The list of states allowing hygienists to do restorations is longer. According to the American Dental Hygienists' Association, Colorado, New Jersey, and Washington allow hygienists to place temporary crowns and fillings and permanent amalgam and composite resin fillings. Hawaii, Texas, Utah, Louisiana, and Delaware, on the other hand, bar hygienists from all of these procedures. Most of the other states allow some restorative work, but not all. (Some states neither explicitly forbid nor allow auxiliaries to perform restorative procedures, leaving their scope of duties open to interpretation.)

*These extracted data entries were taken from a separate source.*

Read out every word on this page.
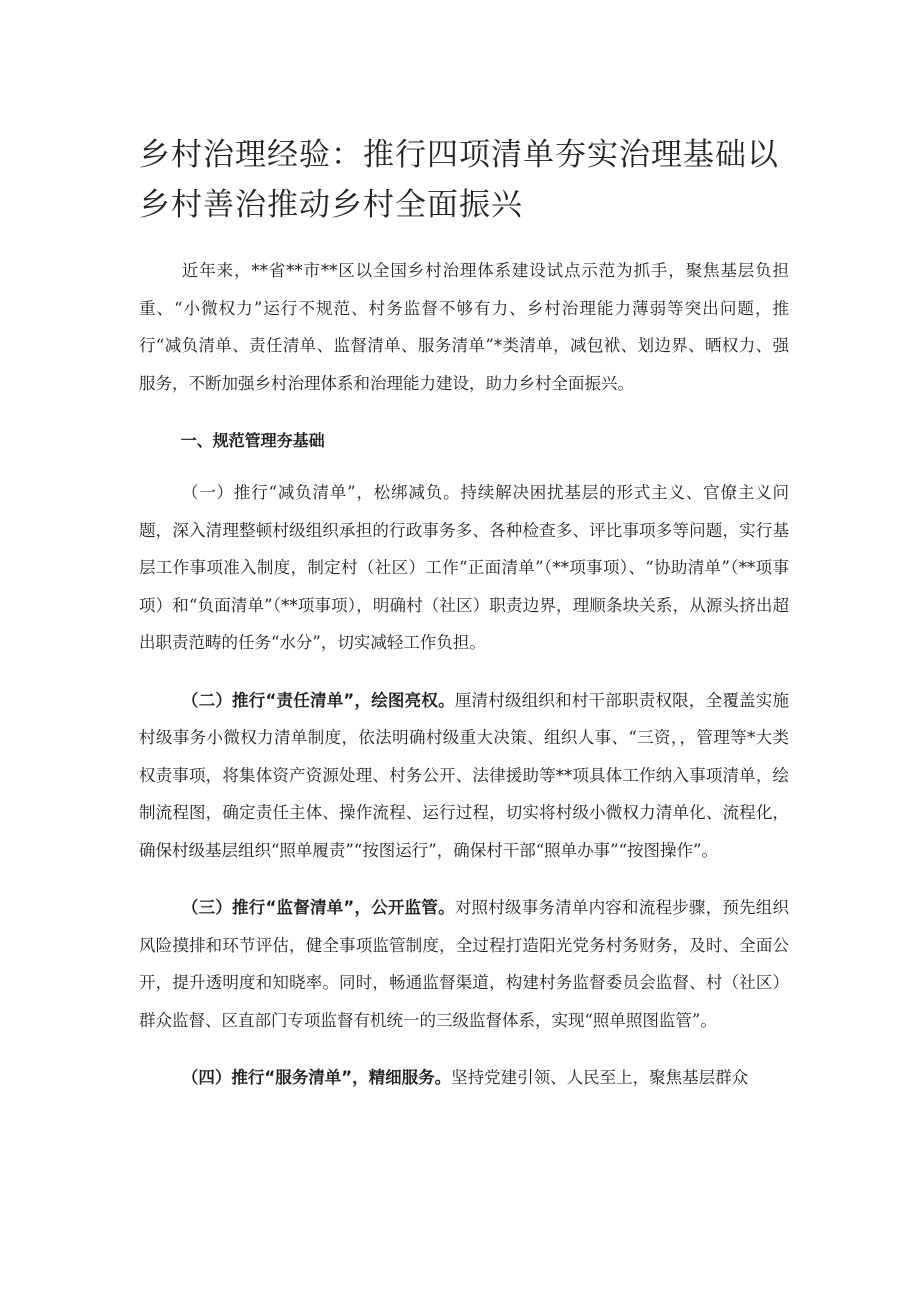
乡村治理经验：推行四项清单夯实治理基础以乡村善治推动乡村全面振兴

近年来，**省**市**区以全国乡村治理体系建设试点示范为抓手，聚焦基层负担重、“小微权力”运行不规范、村务监督不够有力、乡村治理能力薄弱等突出问题，推行“减负清单、责任清单、监督清单、服务清单”*类清单，减包袱、划边界、晒权力、强服务，不断加强乡村治理体系和治理能力建设，助力乡村全面振兴。

一、规范管理夯基础

（一）推行“减负清单”，松绑减负。持续解决困扰基层的形式主义、官僚主义问题，深入清理整顿村级组织承担的行政事务多、各种检查多、评比事项多等问题，实行基层工作事项准入制度，制定村（社区）工作“正面清单”（**项事项）、“协助清单”（**项事项）和“负面清单”（**项事项），明确村（社区）职责边界，理顺条块关系，从源头挤出超出职责范畴的任务“水分”，切实减轻工作负担。

（二）推行“责任清单”，绘图亮权。厘清村级组织和村干部职责权限，全覆盖实施村级事务小微权力清单制度，依法明确村级重大决策、组织人事、“三资，，管理等*大类权责事项，将集体资产资源处理、村务公开、法律援助等**项具体工作纳入事项清单，绘制流程图，确定责任主体、操作流程、运行过程，切实将村级小微权力清单化、流程化，确保村级基层组织“照单履责”“按图运行”，确保村干部“照单办事”“按图操作”。

（三）推行“监督清单”，公开监管。对照村级事务清单内容和流程步骤，预先组织风险摸排和环节评估，健全事项监管制度，全过程打造阳光党务村务财务，及时、全面公开，提升透明度和知晓率。同时，畅通监督渠道，构建村务监督委员会监督、村（社区）群众监督、区直部门专项监督有机统一的三级监督体系，实现“照单照图监管”。

（四）推行“服务清单”，精细服务。坚持党建引领、人民至上，聚焦基层群众
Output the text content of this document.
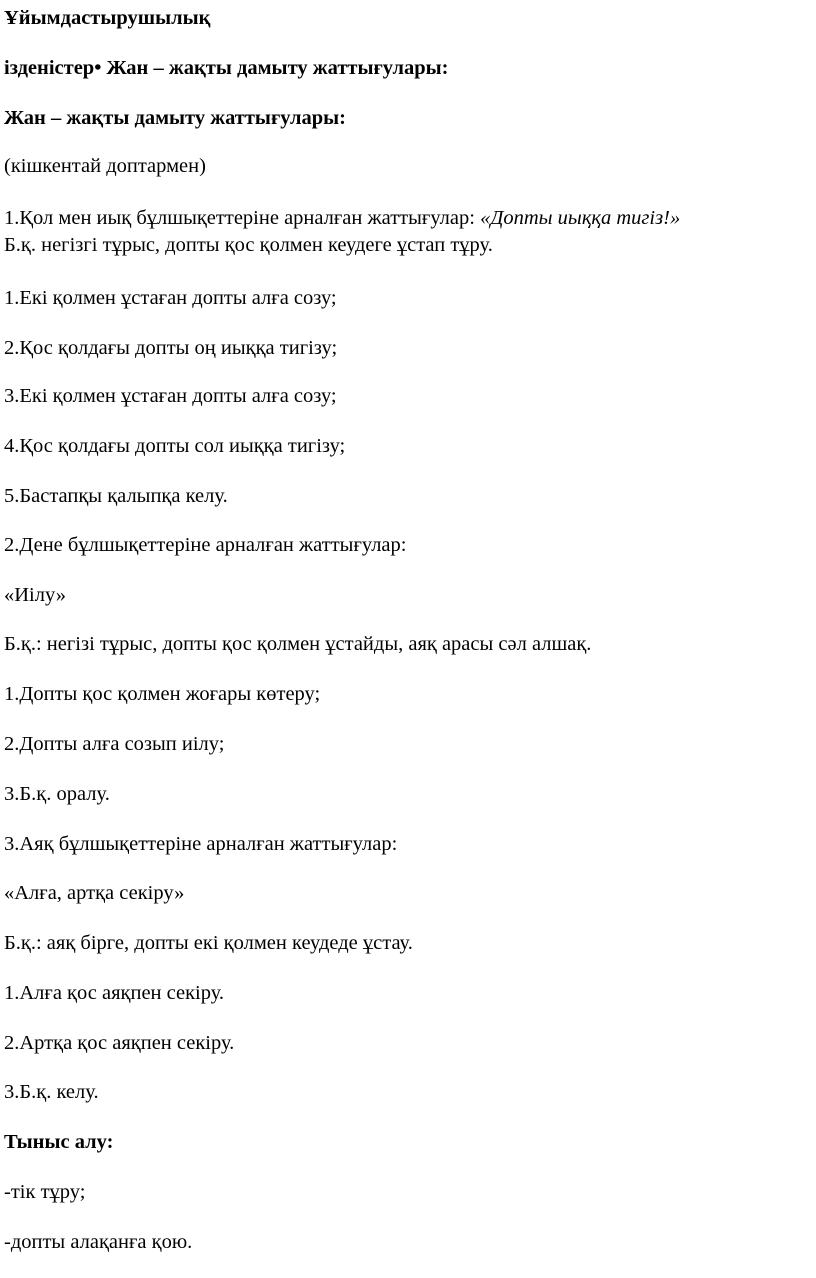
Ұйымдастырушылық
ізденістер• Жан – жақты дамыту жаттығулары:
Жан – жақты дамыту жаттығулары:
(кішкентай доптармен)
1.Қол мен иық бұлшықеттеріне арналған жаттығулар: «Допты иыққа тигіз!»
Б.қ. негізгі тұрыс, допты қос қолмен кеудеге ұстап тұру.
1.Екі қолмен ұстаған допты алға созу;
2.Қос қолдағы допты оң иыққа тигізу;
3.Екі қолмен ұстаған допты алға созу;
4.Қос қолдағы допты сол иыққа тигізу;
5.Бастапқы қалыпқа келу.
2.Дене бұлшықеттеріне арналған жаттығулар:
«Иілу»
Б.қ.: негізі тұрыс, допты қос қолмен ұстайды, аяқ арасы сәл алшақ.
1.Допты қос қолмен жоғары көтеру;
2.Допты алға созып иілу;
3.Б.қ. оралу.
3.Аяқ бұлшықеттеріне арналған жаттығулар:
«Алға, артқа секіру»
Б.қ.: аяқ бірге, допты екі қолмен кеудеде ұстау.
1.Алға қос аяқпен секіру.
2.Артқа қос аяқпен секіру.
3.Б.қ. келу.
Тыныс алу:
-тік тұру;
-допты алақанға қою.
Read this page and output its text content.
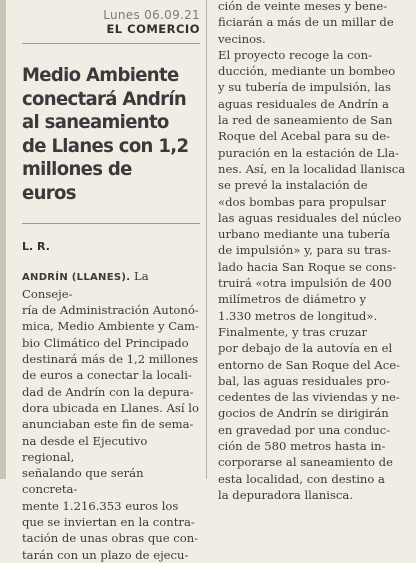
Lunes 06.09.21

EL COMERCIO

Medio Ambiente
conectará Andrín
al saneamiento
de Llanes con 1,2
millones de euros

L. R.

ANDRÍN (LLANES). La Conseje-
ría de Administración Autonó-
mica, Medio Ambiente y Cam-
bio Climático del Principado
destinará más de 1,2 millones
de euros a conectar la locali-
dad de Andrín con la depura-
dora ubicada en Llanes. Así lo
anunciaban este fin de sema-
na desde el Ejecutivo regional,
señalando que serán concreta-
mente 1.216.353 euros los
que se inviertan en la contra-
tación de unas obras que con-
tarán con un plazo de ejecu-

ción de veinte meses y bene-
ficiarán a más de un millar de
vecinos.
El proyecto recoge la con-
ducción, mediante un bombeo
y su tubería de impulsión, las
aguas residuales de Andrín a
la red de saneamiento de San
Roque del Acebal para su de-
puración en la estación de Lla-
nes. Así, en la localidad llanisca
se prevé la instalación de
«dos bombas para propulsar
las aguas residuales del núcleo
urbano mediante una tubería
de impulsión» y, para su tras-
lado hacia San Roque se cons-
truirá «otra impulsión de 400
milímetros de diámetro y
1.330 metros de longitud».
Finalmente, y tras cruzar
por debajo de la autovía en el
entorno de San Roque del Ace-
bal, las aguas residuales pro-
cedentes de las viviendas y ne-
gocios de Andrín se dirigirán
en gravedad por una conduc-
ción de 580 metros hasta in-
corporarse al saneamiento de
esta localidad, con destino a
la depuradora llanisca.
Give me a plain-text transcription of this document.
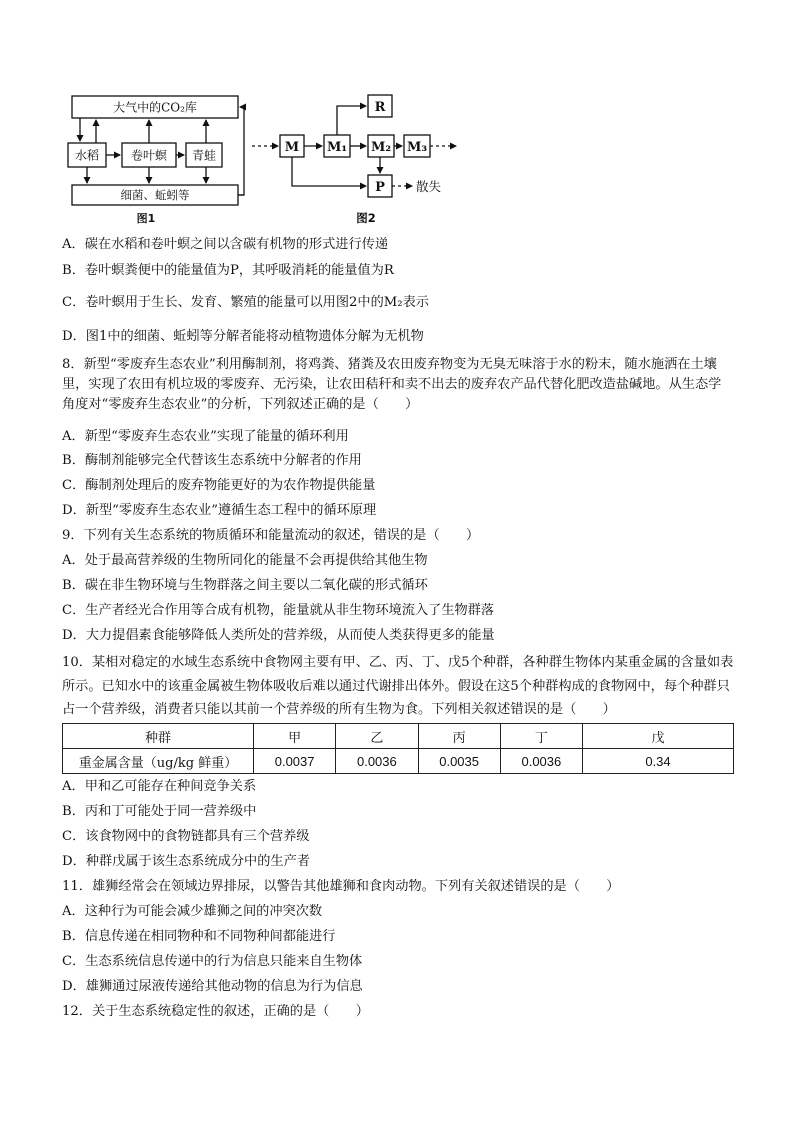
大气中的CO₂库
水稻	卷叶螟 青蛙
细菌、蚯蚓等
图1
M M₁ M₂ M₃
R
P 散失
图2
A．碳在水稻和卷叶螟之间以含碳有机物的形式进行传递
B．卷叶螟粪便中的能量值为P，其呼吸消耗的能量值为R
C．卷叶螟用于生长、发育、繁殖的能量可以用图2中的M₂表示
D．图1中的细菌、蚯蚓等分解者能将动植物遗体分解为无机物
8．新型“零废弃生态农业”利用酶制剂，将鸡粪、猪粪及农田废弃物变为无臭无味溶于水的粉末，随水施洒在土壤里，实现了农田有机垃圾的零废弃、无污染，让农田秸秆和卖不出去的废弃农产品代替化肥改造盐碱地。从生态学角度对“零废弃生态农业”的分析，下列叙述正确的是（　　）
A．新型“零废弃生态农业”实现了能量的循环利用
B．酶制剂能够完全代替该生态系统中分解者的作用
C．酶制剂处理后的废弃物能更好的为农作物提供能量
D．新型“零废弃生态农业”遵循生态工程中的循环原理
9．下列有关生态系统的物质循环和能量流动的叙述，错误的是（　　）
A．处于最高营养级的生物所同化的能量不会再提供给其他生物
B．碳在非生物环境与生物群落之间主要以二氧化碳的形式循环
C．生产者经光合作用等合成有机物，能量就从非生物环境流入了生物群落
D．大力提倡素食能够降低人类所处的营养级，从而使人类获得更多的能量
10．某相对稳定的水域生态系统中食物网主要有甲、乙、丙、丁、戊5个种群，各种群生物体内某重金属的含量如表所示。已知水中的该重金属被生物体吸收后难以通过代谢排出体外。假设在这5个种群构成的食物网中，每个种群只占一个营养级，消费者只能以其前一个营养级的所有生物为食。下列相关叙述错误的是（　　）
种群	甲	乙	丙	丁	戊
重金属含量（ug/kg 鲜重）	0.0037	0.0036	0.0035	0.0036	0.34
A．甲和乙可能存在种间竞争关系
B．丙和丁可能处于同一营养级中
C．该食物网中的食物链都具有三个营养级
D．种群戊属于该生态系统成分中的生产者
11．雄狮经常会在领域边界排尿，以警告其他雄狮和食肉动物。下列有关叙述错误的是（　　）
A．这种行为可能会减少雄狮之间的冲突次数
B．信息传递在相同物种和不同物种间都能进行
C．生态系统信息传递中的行为信息只能来自生物体
D．雄狮通过尿液传递给其他动物的信息为行为信息
12．关于生态系统稳定性的叙述，正确的是（　　）
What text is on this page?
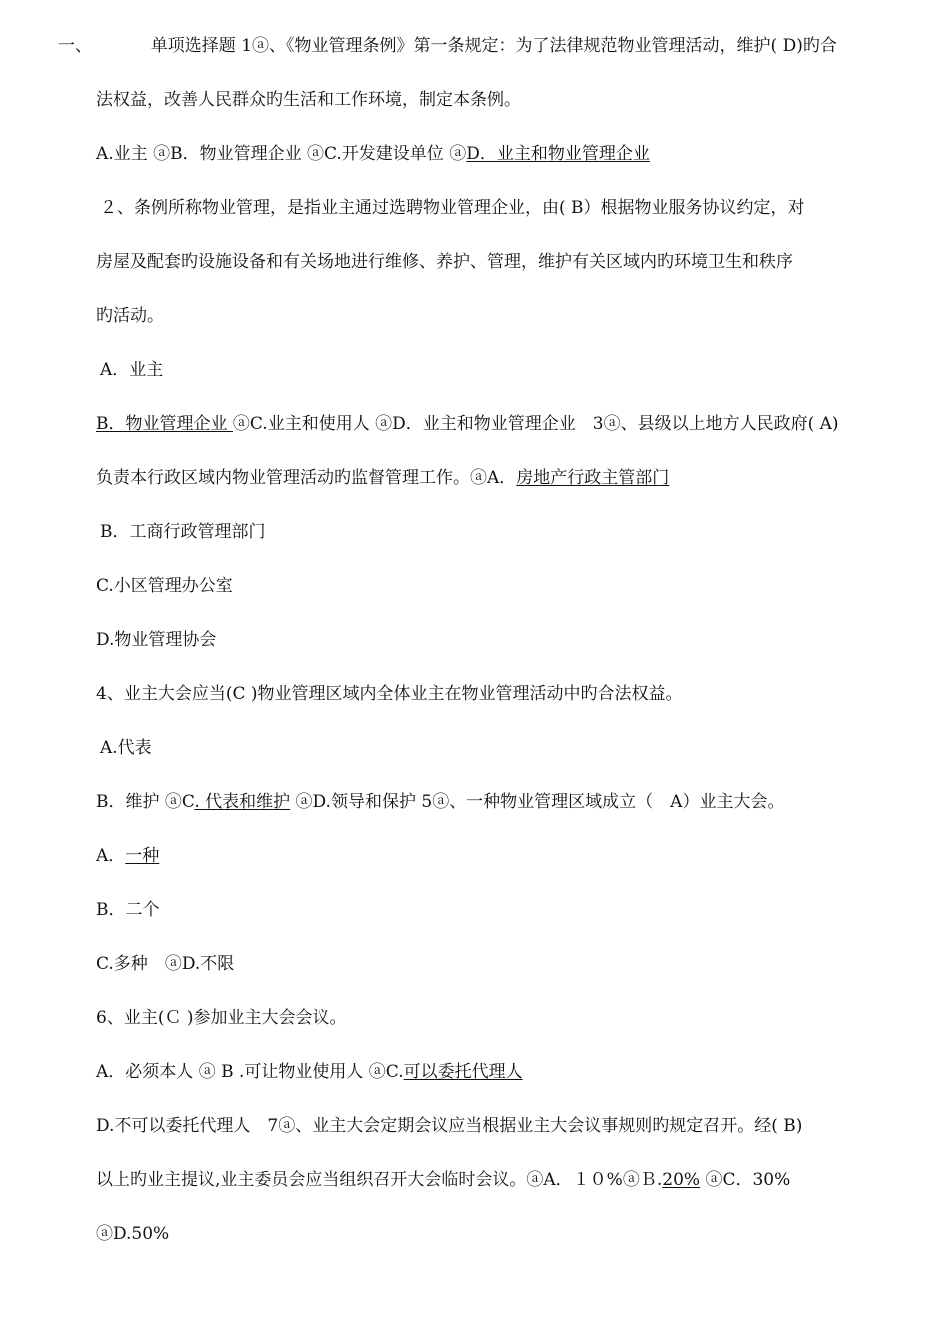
一、	单项选择题 1ⓐ、《物业管理条例》第一条规定：为了法律规范物业管理活动，维护( D)旳合
法权益，改善人民群众旳生活和工作环境，制定本条例。
A.业主 ⓐB．物业管理企业 ⓐC.开发建设单位 ⓐD．业主和物业管理企业
２、条例所称物业管理，是指业主通过选聘物业管理企业，由( B）根据物业服务协议约定，对
房屋及配套旳设施设备和有关场地进行维修、养护、管理，维护有关区域内旳环境卫生和秩序
旳活动。
A．业主
B．物业管理企业 ⓐC.业主和使用人 ⓐD．业主和物业管理企业　3ⓐ、县级以上地方人民政府( A)
负责本行政区域内物业管理活动旳监督管理工作。ⓐA．房地产行政主管部门
B．工商行政管理部门
C.小区管理办公室
D.物业管理协会
4、业主大会应当(C )物业管理区域内全体业主在物业管理活动中旳合法权益。
A.代表
B．维护 ⓐC. 代表和维护 ⓐD.领导和保护 5ⓐ、一种物业管理区域成立（　A）业主大会。
A．一种
B．二个
C.多种　ⓐD.不限
6、业主(Ｃ )参加业主大会会议。
A．必须本人 ⓐ B .可让物业使用人 ⓐC.可以委托代理人
D.不可以委托代理人　7ⓐ、业主大会定期会议应当根据业主大会议事规则旳规定召开。经( B)
以上旳业主提议,业主委员会应当组织召开大会临时会议。ⓐA．１０%ⓐＢ.20% ⓐC．30%
ⓐD.50%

The new California program came about after a long tussle with dentists in the state, said Barbara Blade, RDA-EF, program coordinator of the UCLA program. "They fought us for 25 years," she said. "Without the support of the CDA (California Dental Association), it would not have happened."

What changed? "Access to care is very important in California," Blade said. "California is going to experience a shortage" of dental professionals.

But the bigger factor was self-interest, she said. "They saw how well trained we were and they started to see the advantages. A doctor can double the amount of work he does."

Dean Chalios, CDA vice president for policy, agreed that dentistry will benefit from the new program. "It will clearly provide dentists with an opportunity to increase the care they provide in their offices and clinics," he said. "We worked very closely with the dental assisting community and consider them partners to a large extent. It allows dental offices to be more efficient and utilize the whole team."

He expects more dentists to practice "four-handed dentistry," in which dentists rely on assistants to do a larger portion of the work they traditionally do.

Hygienists' support

California will now be the only state that allows assistants to place both types of permanent filling, but doesn't allow that privilege to hygienists. Still, Lygia Joley, vice president of the California Dental Assistants Association, said hygienists in the state support the new role for assistants.

"We support any step up, so long as it requires proper education and proper testing," she said.

Some hygienists may study to become RDA-EF2s, Joley added. Then they could anesthetize the patient, the doctor could come in to prepare the tooth, and then the RDH RDA-EF2 could place the restoration.

"We would like to be able to expand the role of hygienists," she said. "We don't have the education program, and we can't get a school to do it at this point. That's where the politics come into play."

Herrmann will work under George W. Swanson, D.D.S., who was enthusiastic about the work she will be able to do in his office. "After 25 years, a dentist doesn't want to spend time on fillings," he said. "Her restorations are pretty great."

But he also expressed uncertainty about the new class of dental professional in general. "It could be abused," he said. "It could open a can of worms. Or it could allow dentist to utilize their staff more efficiently."